Chi oggi mostra sorpresa – o scandalo – di fronte all’ipotesi di nazionalizzazione della Banca d’Italia avanzata dalla leader di Fratelli d’Italia Giorgia Meloni continua a dimenticare che essa è da 13 anni una norma inattuata di una legge dello Stato. Di una normativa non di secondo piano: la cosiddetta “legge sul risparmio” che fra 2005 e 2006 chiuse una lunga fase di turbolenza bancaria italiana, iniziata con i crac Cirio e Parmalat e conclusa con la “guerra delle Opa” su AntonVeneta e Bnl.
A sbattere con forza il dossier-proprietà di via Nazionale non furono allora forze politiche antagoniste, populiste, sovraniste, ecc. Furono invece fior di commentatori liberisti e globalisti – ad esempio l’ex rettore della Bocconi Luigi Tabellini oppure il bocconiano d’America Luigi Zingales – impegnati a trovare qualsiasi argomento utile pur di demolire la reputazione della banca centrale italiana, fino ad allora guidata da Antonio Fazio.
Fu il crescente anti-conformismo “proto-sovranista” del Governatore a suscitare l’ostilità della finanza cosmopolita e dei suoi terminali politico-mediatici italiani: che pur di mettere in discussione l’operato della vigilanza misero nel mirino i rapporti fra le banche nazionali, da un lato proprietarie di Bankitalia, dall’altro vigilate.

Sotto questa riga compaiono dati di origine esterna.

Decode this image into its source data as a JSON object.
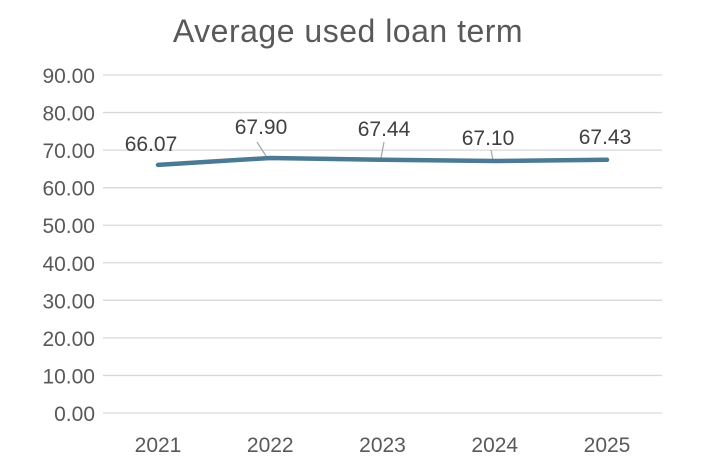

L’argomento era tuttavia a doppio taglio: servì per cacciare Fazio e chiamare Mario Draghi dalla Goldman Sachs a palazzo Koch. Ma rimase nella “legge sul risparmio” firmata dall’allora ministro dell’Economia Giulio Tremonti: che tuttavia non riuscì a realizzare l’obiettivo di portare Bankitalia sotto il controllo statale. Maturato il blitz Fazio-Draghi, l’ipotesi nazionalizzatoria ridivenne subito sgradita in nome di una storica “indipendenza”, ancorché divenuta un feticcio retorico. Un “mantra” che resta oggi l’unico argomento di chi si oppone alla nazionalizzazione, difendendo a oltranza l’aggravarsi della crisi bancaria nazionale maturata dopo la traumatica uscita di scena di Fazio.